Um dos aspetos que gerou mais polémica — e que motivou a sentença — foi o facto de um dos seguranças parecer estar a saltar em cima da cabeça de um dos dois jovens, André Reis. Esse segurança é David Jardim, que garantiu durante o julgamento que só saltou numa tentativa de libertar o x-acto na mão que André Reis tinha na mão e porque estava com receio de ser atingido. O arguido explicou também que saltou com os pés em cima dos braços do jovem — e não na cabeça — porque lhe pareceu “mais indicado”:

Estava com receio do que poderia fazer com o x-acto e de meter ali as mãos. Não sabia se me poderia cortar, se não poderia cortar”, explicou.

O ex-segurança disse que foi chamado ao exterior por um “superior hierárquico” porque estariam a acontecer um “problema”. Já lá fora, David Jardim deparou-se, segundo as suas declarações, com o colega de trabalho rodeados por várias pessoas. Chegado ao local, estaria a tentar levantar o jovem que já se encontrava no chão, quando André Reis terá começado a insultá-lo e a ameaçar que iria ao carro e que “as coisas não iam ficar assim”.

[Recorde o vídeo que mostra as agressões à porta do Urban Beach, na madrugada de 1 de novembro de 2017]
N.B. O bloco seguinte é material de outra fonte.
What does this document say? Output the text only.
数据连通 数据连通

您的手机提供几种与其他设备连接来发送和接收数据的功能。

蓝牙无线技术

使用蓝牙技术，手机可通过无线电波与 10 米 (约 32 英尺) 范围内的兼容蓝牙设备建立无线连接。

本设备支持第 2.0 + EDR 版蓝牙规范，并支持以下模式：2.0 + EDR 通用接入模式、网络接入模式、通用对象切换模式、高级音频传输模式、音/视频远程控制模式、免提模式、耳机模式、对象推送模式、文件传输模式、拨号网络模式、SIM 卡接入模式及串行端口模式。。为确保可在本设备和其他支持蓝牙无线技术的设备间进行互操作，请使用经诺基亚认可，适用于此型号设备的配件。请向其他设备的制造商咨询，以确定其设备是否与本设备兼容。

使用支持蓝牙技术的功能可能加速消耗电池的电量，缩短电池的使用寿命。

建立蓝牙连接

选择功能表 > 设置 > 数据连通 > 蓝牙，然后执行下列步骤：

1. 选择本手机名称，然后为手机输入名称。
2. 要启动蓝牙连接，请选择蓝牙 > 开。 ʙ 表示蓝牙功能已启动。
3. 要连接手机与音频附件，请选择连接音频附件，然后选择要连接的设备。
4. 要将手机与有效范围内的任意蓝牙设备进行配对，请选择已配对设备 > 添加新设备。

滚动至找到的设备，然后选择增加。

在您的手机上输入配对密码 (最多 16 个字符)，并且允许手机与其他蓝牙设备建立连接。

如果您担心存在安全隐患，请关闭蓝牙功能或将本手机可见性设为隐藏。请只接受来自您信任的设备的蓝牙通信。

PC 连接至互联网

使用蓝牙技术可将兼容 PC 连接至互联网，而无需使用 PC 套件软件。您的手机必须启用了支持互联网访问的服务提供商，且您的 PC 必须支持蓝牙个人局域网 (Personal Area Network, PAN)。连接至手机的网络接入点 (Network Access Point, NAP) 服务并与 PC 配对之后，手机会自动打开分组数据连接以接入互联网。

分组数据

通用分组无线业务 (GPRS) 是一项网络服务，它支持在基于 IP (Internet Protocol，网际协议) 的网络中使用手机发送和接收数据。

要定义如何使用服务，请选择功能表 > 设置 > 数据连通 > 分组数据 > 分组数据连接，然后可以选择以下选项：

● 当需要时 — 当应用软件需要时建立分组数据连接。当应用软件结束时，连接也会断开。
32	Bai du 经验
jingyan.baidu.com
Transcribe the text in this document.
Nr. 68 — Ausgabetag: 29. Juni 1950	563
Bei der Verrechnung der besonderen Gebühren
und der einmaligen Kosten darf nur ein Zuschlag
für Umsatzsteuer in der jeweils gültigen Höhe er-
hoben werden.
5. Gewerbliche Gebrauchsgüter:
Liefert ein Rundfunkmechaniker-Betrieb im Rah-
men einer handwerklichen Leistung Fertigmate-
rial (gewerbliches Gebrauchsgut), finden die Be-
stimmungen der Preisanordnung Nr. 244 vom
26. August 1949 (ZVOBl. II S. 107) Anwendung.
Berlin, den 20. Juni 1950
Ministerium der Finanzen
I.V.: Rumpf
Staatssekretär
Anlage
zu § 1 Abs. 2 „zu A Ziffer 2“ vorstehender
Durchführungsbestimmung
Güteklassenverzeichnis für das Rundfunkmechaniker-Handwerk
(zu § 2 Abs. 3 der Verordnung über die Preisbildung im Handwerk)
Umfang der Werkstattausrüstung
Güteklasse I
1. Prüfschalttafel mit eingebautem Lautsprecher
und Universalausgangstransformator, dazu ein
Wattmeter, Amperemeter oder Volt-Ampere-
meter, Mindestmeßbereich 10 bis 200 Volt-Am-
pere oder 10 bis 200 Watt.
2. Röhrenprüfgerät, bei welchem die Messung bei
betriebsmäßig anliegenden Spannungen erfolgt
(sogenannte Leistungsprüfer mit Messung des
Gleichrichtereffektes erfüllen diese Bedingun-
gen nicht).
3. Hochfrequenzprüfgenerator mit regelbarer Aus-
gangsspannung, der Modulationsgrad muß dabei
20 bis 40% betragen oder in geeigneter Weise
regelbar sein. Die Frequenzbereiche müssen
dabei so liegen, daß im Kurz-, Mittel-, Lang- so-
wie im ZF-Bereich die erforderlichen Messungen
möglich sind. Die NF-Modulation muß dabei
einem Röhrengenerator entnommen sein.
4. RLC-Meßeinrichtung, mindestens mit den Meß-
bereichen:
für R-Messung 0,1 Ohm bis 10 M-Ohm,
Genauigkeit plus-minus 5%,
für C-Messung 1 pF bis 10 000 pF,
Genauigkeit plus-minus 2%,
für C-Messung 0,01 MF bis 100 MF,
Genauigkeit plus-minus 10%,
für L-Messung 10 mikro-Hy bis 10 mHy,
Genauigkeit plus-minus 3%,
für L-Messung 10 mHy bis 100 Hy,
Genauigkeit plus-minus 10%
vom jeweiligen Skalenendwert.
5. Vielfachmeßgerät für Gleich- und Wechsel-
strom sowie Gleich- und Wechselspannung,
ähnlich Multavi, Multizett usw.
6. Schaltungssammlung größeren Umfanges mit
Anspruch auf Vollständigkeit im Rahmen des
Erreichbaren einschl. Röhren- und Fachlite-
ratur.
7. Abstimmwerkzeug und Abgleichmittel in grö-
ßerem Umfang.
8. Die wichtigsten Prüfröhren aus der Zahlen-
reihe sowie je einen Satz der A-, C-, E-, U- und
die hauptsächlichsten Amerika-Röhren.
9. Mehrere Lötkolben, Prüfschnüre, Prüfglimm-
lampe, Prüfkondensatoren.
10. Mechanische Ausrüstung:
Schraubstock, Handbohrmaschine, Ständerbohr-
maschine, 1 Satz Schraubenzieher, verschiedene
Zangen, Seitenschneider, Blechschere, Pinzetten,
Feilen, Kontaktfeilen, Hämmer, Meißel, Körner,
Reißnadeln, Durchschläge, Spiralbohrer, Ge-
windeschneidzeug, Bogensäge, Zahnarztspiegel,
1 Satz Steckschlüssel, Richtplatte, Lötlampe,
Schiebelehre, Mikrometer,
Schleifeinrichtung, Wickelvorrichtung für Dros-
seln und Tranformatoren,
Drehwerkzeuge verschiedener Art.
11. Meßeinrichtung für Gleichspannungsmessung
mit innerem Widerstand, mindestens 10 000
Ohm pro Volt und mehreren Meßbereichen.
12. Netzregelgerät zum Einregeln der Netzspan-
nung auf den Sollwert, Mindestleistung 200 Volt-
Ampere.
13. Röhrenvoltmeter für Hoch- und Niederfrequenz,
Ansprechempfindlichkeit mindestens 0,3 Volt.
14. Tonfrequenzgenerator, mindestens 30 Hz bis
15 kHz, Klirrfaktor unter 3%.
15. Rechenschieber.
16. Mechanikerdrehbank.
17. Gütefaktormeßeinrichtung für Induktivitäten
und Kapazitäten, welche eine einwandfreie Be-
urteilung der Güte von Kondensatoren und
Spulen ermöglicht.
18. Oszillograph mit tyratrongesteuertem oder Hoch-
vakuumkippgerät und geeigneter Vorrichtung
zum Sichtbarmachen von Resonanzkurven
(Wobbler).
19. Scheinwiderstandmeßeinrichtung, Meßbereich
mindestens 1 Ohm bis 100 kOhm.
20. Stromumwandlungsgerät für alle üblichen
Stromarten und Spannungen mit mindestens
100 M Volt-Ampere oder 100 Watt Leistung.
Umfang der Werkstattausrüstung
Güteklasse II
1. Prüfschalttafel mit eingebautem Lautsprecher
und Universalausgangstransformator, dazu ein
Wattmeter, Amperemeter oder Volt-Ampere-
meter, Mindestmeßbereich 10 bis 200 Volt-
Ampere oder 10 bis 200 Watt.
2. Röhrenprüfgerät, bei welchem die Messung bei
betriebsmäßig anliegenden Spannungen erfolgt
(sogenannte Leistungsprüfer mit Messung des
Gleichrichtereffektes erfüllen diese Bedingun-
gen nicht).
Terá sido nesse momento, em que André Reis começou a dirigir-se para o tal carro, que David Jardim o apanhou e colocou no chão, agarrando-lhe no capuz para o fazer, uma vez que tinha receio do que poderia ter no carro. “Pedi-lhe para largar [o x-acto]”, explica. “Não é por acaso que seguranças já foram executados em discotecas, não muito longe dali. Não sabia o que é que ele tinha no carro, se tinha mais gente”, disse David Jardim.

No dia após ter sido divulgado o vídeo — e quando o caso já era notícia por todos os jornais nacionais –, os três seguranças, além de afastados da empresa, foram detidos: o primeiro, durante a madrugada, e os outros dois ao início da tarde. Ao mesmo tempo, o Ministério da Administração Interna ordenou o encerramento da discoteca — reaberta meses depois. No dia seguinte, 4 de novembro de 2017, os três seguranças foram ouvidos por um juiz no Tribunal de Instrução Criminal, que considerou que os arguidos cometeram as agressões “movidos por um desejo de violência gratuita e no gozo de um sentimento de superioridade”.

Ainda assim, as medidas de coação aplicadas foram diferentes. Pedro Inverno e David Jardim, indiciados pela prática do crime de homicídio na forma tentada, ficaram em prisão preventiva — mas já se encontram em liberdade, com apresentações periódicas e proibição de contactar os outros dois arguidos, depois de a medida de coação ter sido revista. Já João Ramalhete saiu em liberdade, embora sujeito ao termo de identidade e residência, proibição de contactos e de exercer a atividade de segurança privada — no entanto, está em prisão preventiva, depois de detido em julho do ano passado, no âmbito de outro processo relacionado com o processo dos Hells Angels.